To try out MPI support, I’m using the following toy model (cobbled together from this thread: Linear, parallell regression):
functions {
vector bl_glm(vector sigma_beta, vector theta, real[] xs, int[] xi) {
int J = xi[1];
int K = xi[2];
real lp;
real sigma = sigma_beta[1];
vector[K] beta = sigma_beta[2:(K + 1)];
vector[J] y = to_vector(xs[1:J]);
lp = normal_lpdf(y | to_matrix(xs[(J + 1):(J * (K + 1))], J, K) * beta, sigma);
return [lp]';
}
}
data {
int N;
int K;
int shards;
vector[N] y;
matrix[N, K] X;
}
transformed data {
vector[0] theta[shards];
int<lower=0> J = N / shards; // observation per shard
real x_r[shards, J * (K + 1)];
int x_i[shards, 2];
{
int pos = 1;
for (k in 1:shards) {
int end = pos + J - 1;
x_r[k] = to_array_1d(append_col(y[pos:end], X[pos:end,]));
x_i[k, 1] = J;
x_i[k, 2] = K;
}
}
}
parameters {
vector[K] beta;
real<lower=0> sigma;
}
model {
beta ~ normal(0, 2);
sigma ~ normal(0, 2);
target += sum(map_rect(bl_glm, append_row(sigma, beta), theta, x_r, x_i));
}
The data generating process is just y = X\beta + N(0, 1), where X has 1000 observations and 50 predictors. With one shard and a single core, 2000 iterations take 1m50s (called with mpirun -np 1 ...
)
I realize the problem is not meant for parallelization, but with 5 shards and 5 cores (mpirun -np 5...

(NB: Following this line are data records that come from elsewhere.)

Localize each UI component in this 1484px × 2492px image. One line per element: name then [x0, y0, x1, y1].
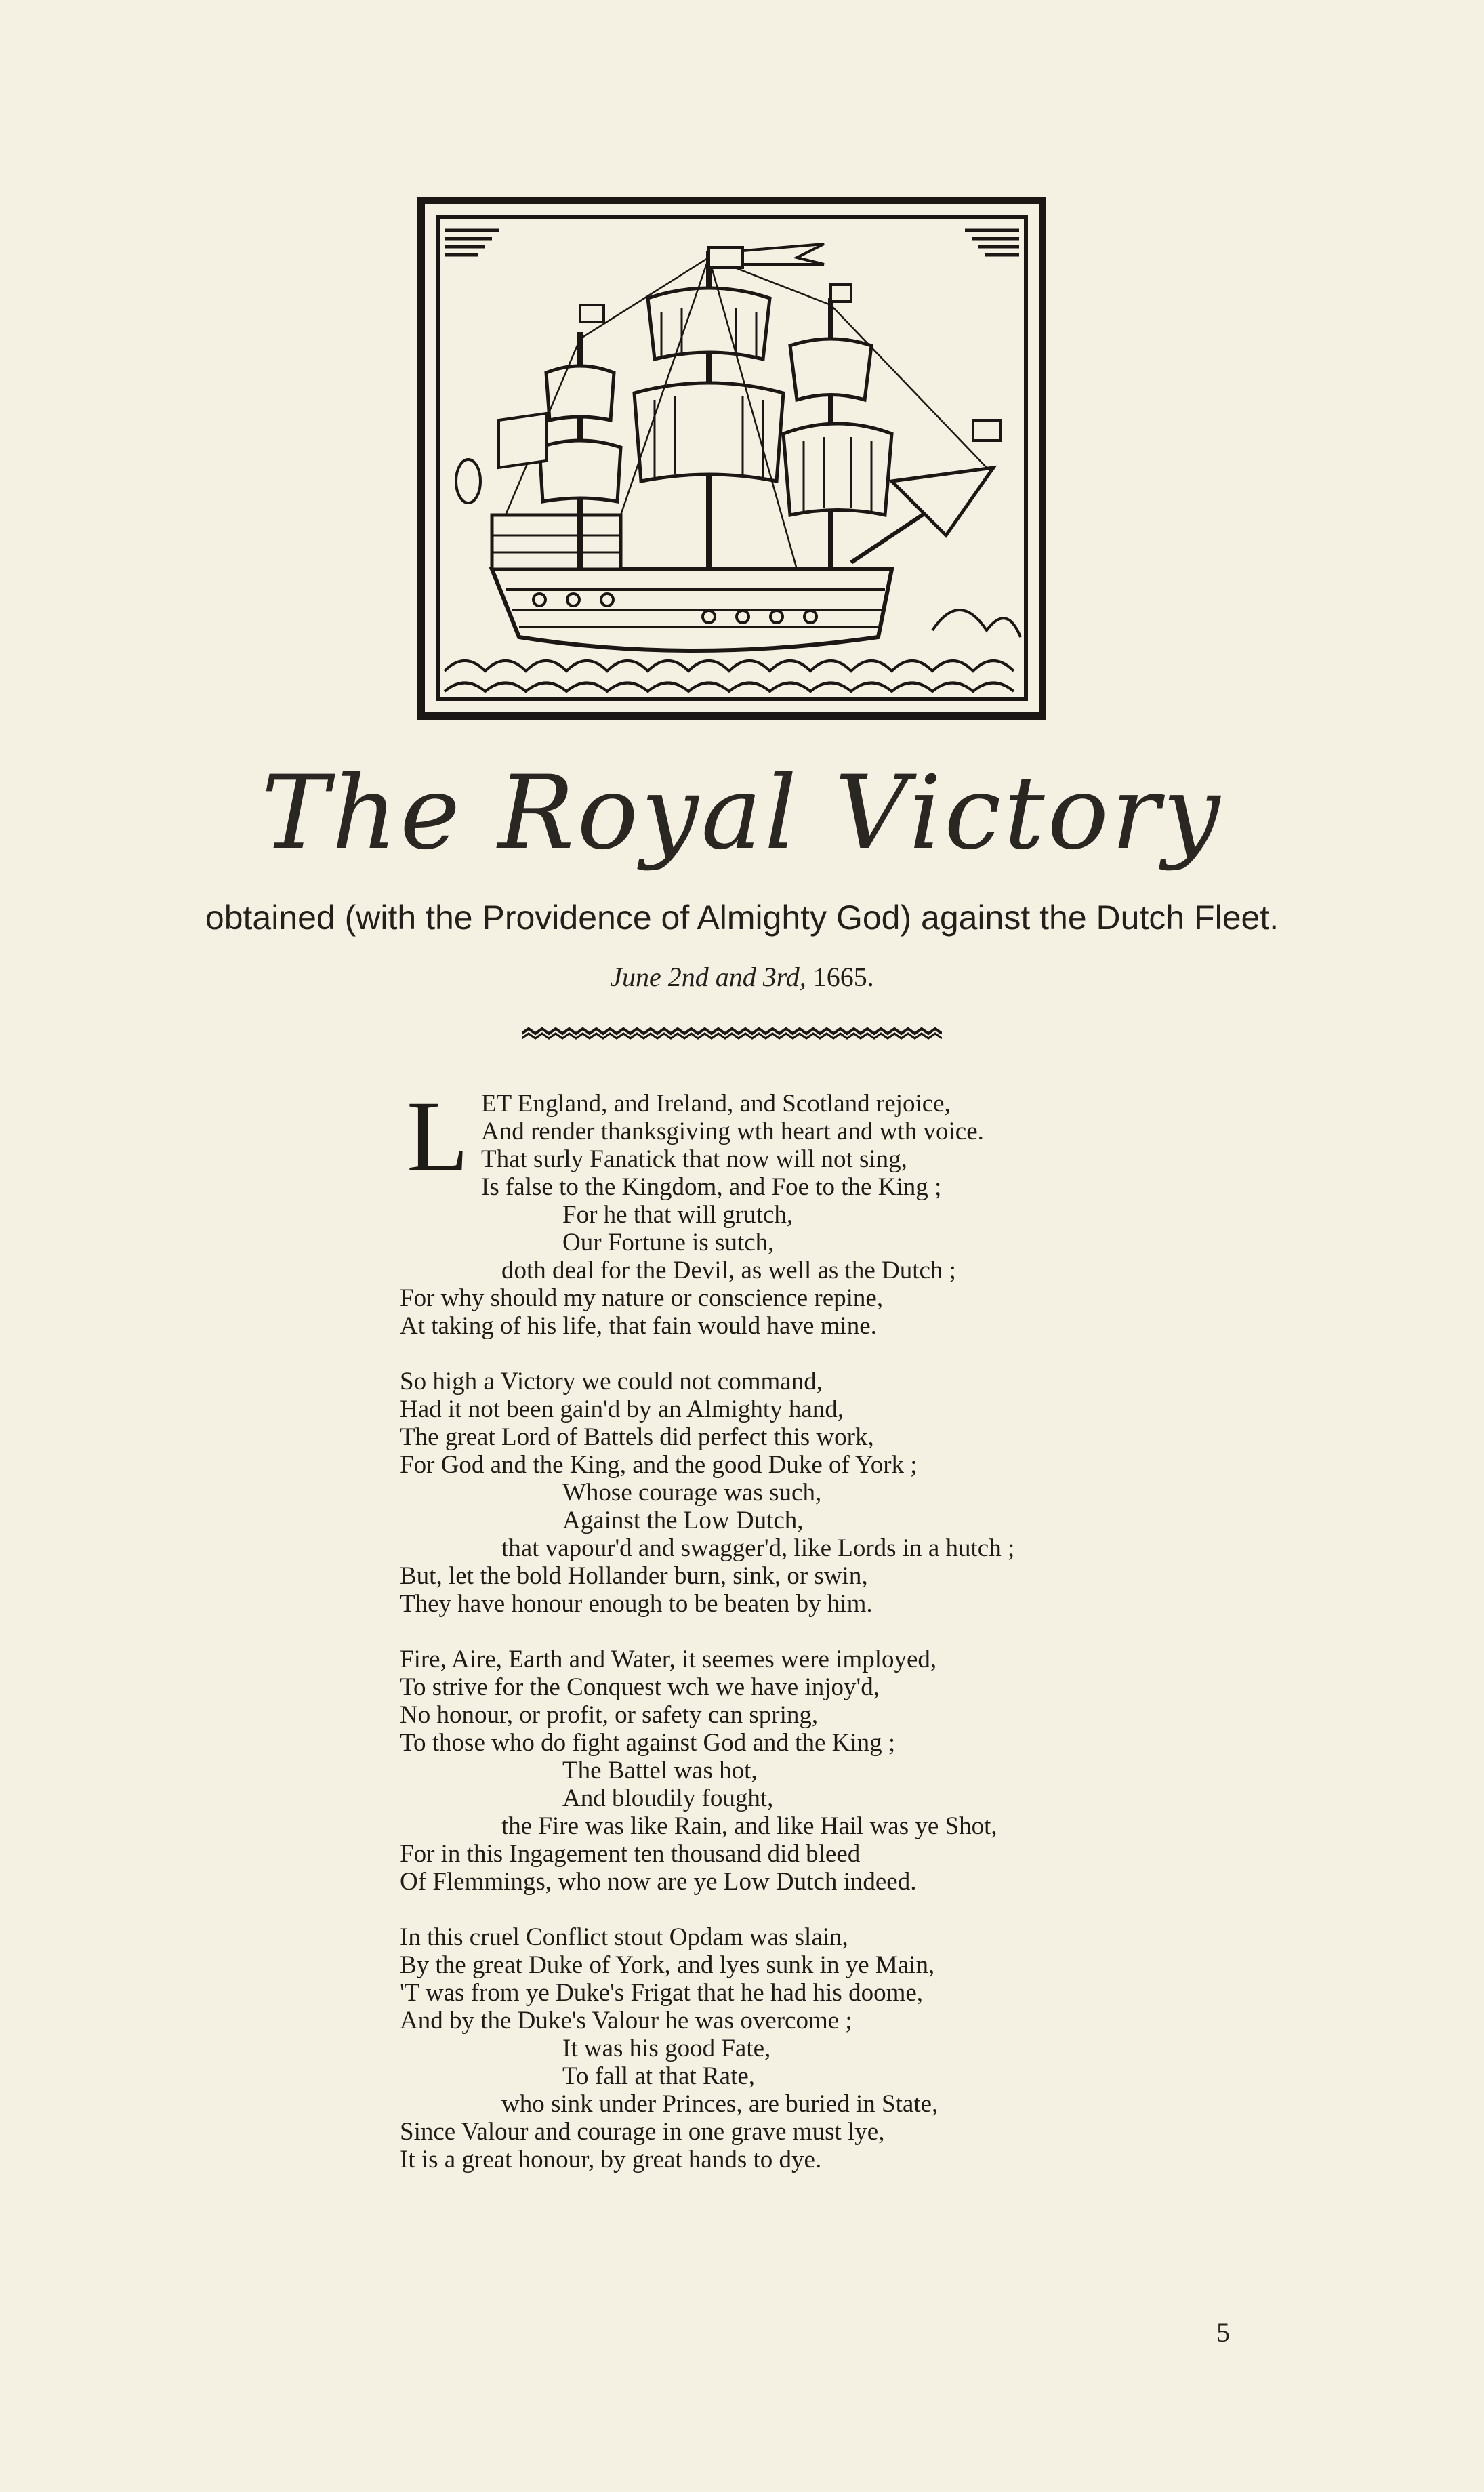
poem-line: The great Lord of Battels did perfect this work, [400, 1423, 874, 1451]
poem-line: By the great Duke of York, and lyes sunk in ye Main, [400, 1951, 935, 1979]
poem-line: To fall at that Rate, [562, 2062, 756, 2090]
poem-line: For he that will grutch, [562, 1201, 793, 1229]
drop-cap: L [407, 1080, 469, 1193]
poem-line: that vapour'd and swagger'd, like Lords in a hutch ; [501, 1534, 1015, 1562]
date-line [0, 961, 1484, 993]
poem-line: And bloudily fought, [562, 1784, 774, 1812]
poem-line: In this cruel Conflict stout Opdam was slain, [400, 1923, 848, 1951]
poem-line: 'T was from ye Duke's Frigat that he had his doome, [400, 1979, 924, 2007]
poem-line: For in this Ingagement ten thousand did bleed [400, 1840, 861, 1868]
poem-line: So high a Victory we could not command, [400, 1368, 823, 1395]
stanza [400, 1646, 1145, 1896]
poem-line: doth deal for the Devil, as well as the Dutch ; [501, 1257, 956, 1284]
poem-line: ET England, and Ireland, and Scotland rejoice, [481, 1090, 951, 1118]
stanza [400, 1080, 1145, 1340]
poem-line: It is a great honour, by great hands to dye. [400, 2146, 822, 2173]
page-title: The Royal Victory [261, 754, 1223, 872]
poem-line: Of Flemmings, who now are ye Low Dutch indeed. [400, 1868, 917, 1896]
poem-line: And render thanksgiving wth heart and wth voice. [481, 1118, 984, 1145]
poem-line: Our Fortune is sutch, [562, 1229, 775, 1257]
poem-line: To those who do fight against God and the King ; [400, 1729, 896, 1757]
poem-line: Against the Low Dutch, [562, 1507, 804, 1534]
poem-line: To strive for the Conquest wch we have injoy'd, [400, 1673, 880, 1701]
poem-line: Whose courage was such, [562, 1479, 822, 1507]
poem-line: It was his good Fate, [562, 2035, 771, 2062]
poem-line: Is false to the Kingdom, and Foe to the King ; [481, 1173, 942, 1201]
poem-line: For why should my nature or conscience repine, [400, 1284, 884, 1312]
poem-line: They have honour enough to be beaten by him. [400, 1590, 873, 1618]
ornamental-divider [522, 1023, 942, 1044]
date-italic: June 2nd and 3rd, [610, 962, 806, 992]
page-number: 5 [1216, 2317, 1230, 2348]
poem-line: And by the Duke's Valour he was overcome ; [400, 2007, 852, 2035]
ship-icon [417, 197, 1046, 720]
poem-line: Had it not been gain'd by an Almighty hand, [400, 1395, 844, 1423]
stanza [400, 1368, 1145, 1618]
poem-line: Since Valour and courage in one grave must lye, [400, 2118, 885, 2146]
zigzag-ornament-icon [522, 1023, 942, 1044]
poem-line: But, let the bold Hollander burn, sink, or swin, [400, 1562, 868, 1590]
poem-body [400, 1080, 1145, 2201]
poem-line: At taking of his life, that fain would have mine. [400, 1312, 877, 1340]
poem-line: That surly Fanatick that now will not sing, [481, 1145, 907, 1173]
poem-line: The Battel was hot, [562, 1757, 758, 1784]
poem-line: For God and the King, and the good Duke of York ; [400, 1451, 918, 1479]
date-year: 1665. [812, 962, 874, 992]
poem-line: who sink under Princes, are buried in State, [501, 2090, 939, 2118]
poem-line: No honour, or profit, or safety can spring, [400, 1701, 819, 1729]
poem-line: Fire, Aire, Earth and Water, it seemes were imployed, [400, 1646, 937, 1673]
poem-line: the Fire was like Rain, and like Hail was ye Shot, [501, 1812, 997, 1840]
stanza [400, 1923, 1145, 2173]
subtitle: obtained (with the Providence of Almighty God) against the Dutch Fleet. [205, 899, 1279, 937]
ship-woodcut-illustration [417, 197, 1046, 720]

), I see a nice speedup with a runtime of around 40 seconds. What surprises me is that if I further increase the number of shards/cores, the performance reduces drastically, with a runtime of a bit over an hour for 50 shards/50 cores and almost 3 hours for 100 cores.
There is no specific problem I’m trying to solve, I’m just interested in what’s going on behind the scenes. I expected the communication overhead to be constant, with a similar runtime for 50 and 100 cores. Has this something to with how the automatic differentiation works?